Health care in America: Big benefits, but not for us
To insure our little family of four, each month we pay a whooping $1,163.02 to Oxford Health Care. I understand from talking to other families in our boat that this is about average.
Each year in December, I brace myself for the inevitable news that health insurance costs are rising again. I hope against hope that they will not rise significantly, but each year without fail they go up. I have accepted that.
What I find unacceptable is the additional “out-of-pocket” (isn’t it all out-of-pocket?) we must to pay to receive benefits. For example, we must fork over a $40 co-pay each and every time we walk into a doctor’s office. In the last two months alone, we’ve paid out an additional $160 because every member of the family has had to go to the doctor for one thing or another.

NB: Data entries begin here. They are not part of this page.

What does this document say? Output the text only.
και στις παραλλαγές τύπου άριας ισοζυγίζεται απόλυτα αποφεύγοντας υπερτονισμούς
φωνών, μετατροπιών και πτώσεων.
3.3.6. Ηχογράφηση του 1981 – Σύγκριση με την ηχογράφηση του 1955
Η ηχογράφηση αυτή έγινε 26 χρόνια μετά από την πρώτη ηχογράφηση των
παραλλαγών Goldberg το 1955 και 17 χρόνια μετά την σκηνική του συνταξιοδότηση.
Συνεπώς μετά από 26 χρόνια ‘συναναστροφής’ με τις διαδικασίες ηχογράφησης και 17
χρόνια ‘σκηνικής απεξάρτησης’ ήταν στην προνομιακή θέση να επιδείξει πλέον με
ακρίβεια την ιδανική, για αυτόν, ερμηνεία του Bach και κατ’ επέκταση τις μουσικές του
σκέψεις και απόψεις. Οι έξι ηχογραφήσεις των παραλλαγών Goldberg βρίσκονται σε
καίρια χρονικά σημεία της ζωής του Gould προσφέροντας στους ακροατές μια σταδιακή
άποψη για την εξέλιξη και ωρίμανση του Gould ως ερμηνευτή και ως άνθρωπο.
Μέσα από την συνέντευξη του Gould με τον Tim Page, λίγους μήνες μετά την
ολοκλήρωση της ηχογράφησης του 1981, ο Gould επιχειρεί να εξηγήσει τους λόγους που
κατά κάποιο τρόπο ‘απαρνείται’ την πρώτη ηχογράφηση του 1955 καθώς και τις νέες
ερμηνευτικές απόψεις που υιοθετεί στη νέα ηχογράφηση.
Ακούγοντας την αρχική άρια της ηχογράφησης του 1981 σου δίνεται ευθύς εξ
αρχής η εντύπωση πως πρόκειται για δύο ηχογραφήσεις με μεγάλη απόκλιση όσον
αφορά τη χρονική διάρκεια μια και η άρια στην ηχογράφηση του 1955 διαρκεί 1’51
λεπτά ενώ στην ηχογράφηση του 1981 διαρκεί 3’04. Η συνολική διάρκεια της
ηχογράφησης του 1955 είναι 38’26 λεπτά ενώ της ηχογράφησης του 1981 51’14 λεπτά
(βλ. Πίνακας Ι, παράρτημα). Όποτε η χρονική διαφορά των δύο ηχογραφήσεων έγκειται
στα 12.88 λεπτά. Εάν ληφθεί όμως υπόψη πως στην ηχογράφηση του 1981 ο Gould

Another example: prescriptions. Look at this picture:
That teeny tiny vial of medicine cost us $80 on Tuesday. Oxford was gracious enough to pick up $20 of its cost. Wow, Oxford. Thanks a lot. That’s really . . . something.

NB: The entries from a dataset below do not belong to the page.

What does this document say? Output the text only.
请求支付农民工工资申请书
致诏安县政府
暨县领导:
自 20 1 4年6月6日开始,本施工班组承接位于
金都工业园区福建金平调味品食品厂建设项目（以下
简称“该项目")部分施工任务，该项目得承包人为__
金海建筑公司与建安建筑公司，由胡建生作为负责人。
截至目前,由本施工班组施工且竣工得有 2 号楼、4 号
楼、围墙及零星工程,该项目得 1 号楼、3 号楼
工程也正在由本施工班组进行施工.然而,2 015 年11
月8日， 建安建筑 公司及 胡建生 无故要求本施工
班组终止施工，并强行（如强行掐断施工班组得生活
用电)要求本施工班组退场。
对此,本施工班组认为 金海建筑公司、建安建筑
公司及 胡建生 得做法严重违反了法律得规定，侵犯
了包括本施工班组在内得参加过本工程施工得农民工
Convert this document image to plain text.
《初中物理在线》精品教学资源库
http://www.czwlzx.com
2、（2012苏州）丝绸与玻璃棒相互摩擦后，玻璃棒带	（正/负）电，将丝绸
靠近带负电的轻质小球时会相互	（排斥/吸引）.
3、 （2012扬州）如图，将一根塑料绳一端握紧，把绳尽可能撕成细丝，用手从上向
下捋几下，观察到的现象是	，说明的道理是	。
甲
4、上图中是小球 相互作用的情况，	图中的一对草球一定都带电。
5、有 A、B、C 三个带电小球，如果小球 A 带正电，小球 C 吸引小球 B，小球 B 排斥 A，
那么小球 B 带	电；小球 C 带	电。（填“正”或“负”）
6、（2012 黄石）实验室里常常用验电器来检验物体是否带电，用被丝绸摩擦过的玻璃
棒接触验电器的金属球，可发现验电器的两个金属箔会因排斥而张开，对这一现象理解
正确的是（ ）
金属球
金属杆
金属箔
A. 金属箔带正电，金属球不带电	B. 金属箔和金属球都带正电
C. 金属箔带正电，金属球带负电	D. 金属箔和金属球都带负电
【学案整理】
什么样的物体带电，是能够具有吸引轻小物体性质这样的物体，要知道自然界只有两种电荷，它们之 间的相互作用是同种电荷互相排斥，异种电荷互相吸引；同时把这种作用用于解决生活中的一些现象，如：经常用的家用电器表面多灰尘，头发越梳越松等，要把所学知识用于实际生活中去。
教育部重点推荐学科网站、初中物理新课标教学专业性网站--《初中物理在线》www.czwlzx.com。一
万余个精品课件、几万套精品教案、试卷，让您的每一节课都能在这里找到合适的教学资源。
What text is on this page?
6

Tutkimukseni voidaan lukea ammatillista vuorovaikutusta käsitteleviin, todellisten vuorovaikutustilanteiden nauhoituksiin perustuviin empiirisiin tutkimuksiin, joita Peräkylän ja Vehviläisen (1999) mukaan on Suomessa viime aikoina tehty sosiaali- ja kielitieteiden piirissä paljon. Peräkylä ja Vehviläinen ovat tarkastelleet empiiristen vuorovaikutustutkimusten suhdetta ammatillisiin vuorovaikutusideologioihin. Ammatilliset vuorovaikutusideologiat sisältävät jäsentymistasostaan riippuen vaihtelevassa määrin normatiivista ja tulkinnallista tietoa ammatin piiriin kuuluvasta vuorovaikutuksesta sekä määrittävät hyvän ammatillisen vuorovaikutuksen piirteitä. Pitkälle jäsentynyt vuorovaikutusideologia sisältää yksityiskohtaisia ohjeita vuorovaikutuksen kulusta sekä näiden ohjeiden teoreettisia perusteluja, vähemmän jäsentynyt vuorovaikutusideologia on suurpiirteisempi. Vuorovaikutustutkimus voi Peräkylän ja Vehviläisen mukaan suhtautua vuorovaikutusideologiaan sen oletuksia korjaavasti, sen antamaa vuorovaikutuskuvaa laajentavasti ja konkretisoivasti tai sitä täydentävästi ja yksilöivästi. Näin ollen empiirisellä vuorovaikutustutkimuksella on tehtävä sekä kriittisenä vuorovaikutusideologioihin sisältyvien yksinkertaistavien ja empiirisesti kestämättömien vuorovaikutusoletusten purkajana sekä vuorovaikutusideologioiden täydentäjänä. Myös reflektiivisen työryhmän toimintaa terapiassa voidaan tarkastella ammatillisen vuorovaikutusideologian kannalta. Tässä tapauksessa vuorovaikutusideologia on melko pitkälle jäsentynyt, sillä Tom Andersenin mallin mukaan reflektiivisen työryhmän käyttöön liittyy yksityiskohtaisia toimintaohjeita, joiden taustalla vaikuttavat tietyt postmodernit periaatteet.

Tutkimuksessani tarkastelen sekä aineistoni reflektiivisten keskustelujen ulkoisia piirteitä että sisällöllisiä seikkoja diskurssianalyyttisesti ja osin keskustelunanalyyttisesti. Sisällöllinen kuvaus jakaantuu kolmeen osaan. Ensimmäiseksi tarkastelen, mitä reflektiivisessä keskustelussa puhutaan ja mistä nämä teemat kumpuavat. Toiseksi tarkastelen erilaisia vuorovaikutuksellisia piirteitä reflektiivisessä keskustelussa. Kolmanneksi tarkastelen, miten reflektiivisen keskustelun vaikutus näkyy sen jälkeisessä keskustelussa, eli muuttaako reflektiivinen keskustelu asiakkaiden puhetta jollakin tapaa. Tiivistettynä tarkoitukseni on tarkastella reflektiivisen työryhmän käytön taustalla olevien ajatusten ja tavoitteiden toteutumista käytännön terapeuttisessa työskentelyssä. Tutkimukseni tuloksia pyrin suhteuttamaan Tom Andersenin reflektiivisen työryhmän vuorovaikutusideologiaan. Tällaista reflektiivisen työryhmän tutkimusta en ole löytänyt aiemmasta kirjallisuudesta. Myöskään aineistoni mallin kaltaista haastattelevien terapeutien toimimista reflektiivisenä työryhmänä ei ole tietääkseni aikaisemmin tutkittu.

And what, you may ask, is that prescription for? Some strange or rare affliction? Is it an experimental new drug? Is it a vanity prescription like wrinkle cream?

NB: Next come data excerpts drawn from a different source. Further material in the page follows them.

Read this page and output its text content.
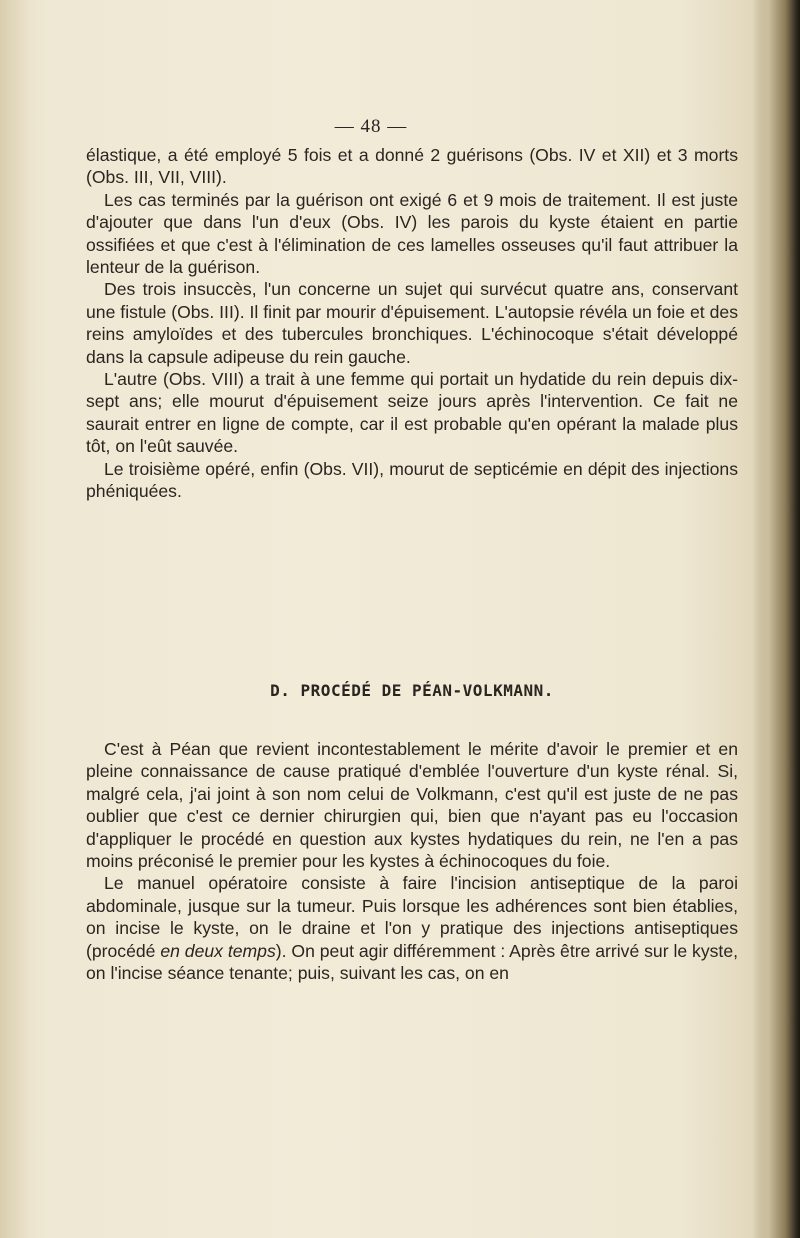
— 48 —

élastique, a été employé 5 fois et a donné 2 guérisons (Obs. IV et XII) et 3 morts (Obs. III, VII, VIII).

Les cas terminés par la guérison ont exigé 6 et 9 mois de traitement. Il est juste d'ajouter que dans l'un d'eux (Obs. IV) les parois du kyste étaient en partie ossifiées et que c'est à l'élimination de ces lamelles osseuses qu'il faut attribuer la lenteur de la guérison.

Des trois insuccès, l'un concerne un sujet qui survécut quatre ans, conservant une fistule (Obs. III). Il finit par mourir d'épuisement. L'autopsie révéla un foie et des reins amyloïdes et des tubercules bronchiques. L'échinocoque s'était développé dans la capsule adipeuse du rein gauche.

L'autre (Obs. VIII) a trait à une femme qui portait un hydatide du rein depuis dix-sept ans; elle mourut d'épuisement seize jours après l'intervention. Ce fait ne saurait entrer en ligne de compte, car il est probable qu'en opérant la malade plus tôt, on l'eût sauvée.

Le troisième opéré, enfin (Obs. VII), mourut de septicémie en dépit des injections phéniquées.

D. PROCÉDÉ DE PÉAN-VOLKMANN.

C'est à Péan que revient incontestablement le mérite d'avoir le premier et en pleine connaissance de cause pratiqué d'emblée l'ouverture d'un kyste rénal. Si, malgré cela, j'ai joint à son nom celui de Volkmann, c'est qu'il est juste de ne pas oublier que c'est ce dernier chirurgien qui, bien que n'ayant pas eu l'occasion d'appliquer le procédé en question aux kystes hydatiques du rein, ne l'en a pas moins préconisé le premier pour les kystes à échinocoques du foie.

Le manuel opératoire consiste à faire l'incision antiseptique de la paroi abdominale, jusque sur la tumeur. Puis lorsque les adhérences sont bien établies, on incise le kyste, on le draine et l'on y pratique des injections antiseptiques (procédé en deux temps). On peut agir différemment : Après être arrivé sur le kyste, on l'incise séance tenante; puis, suivant les cas, on en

Oh no. That itty bitty 3 milliliter bottle holds eye drops to treat my daughter’s pink eye.
Pink eye. An extremely common childhood infection.
Honestly, I’m not sure how some families do it. I don’t know what the answer is, but something’s got to change. How much blood are we all expected to give to a broken system?
How much money do these greedy insurance companies need to collect? And let’s not even get into the topic of legitimate claims that are habitually denied, forcing you to fight tooth and nail with the bureaucracy to get them paid. That’s a whole ‘nother kettle of fish and another post for another time.
People are in an uproar about oil company profits; what about the record profits recently being reported by health care companies?
They are making money hand over fist and at whose expense? Ours, my friends. All of ours.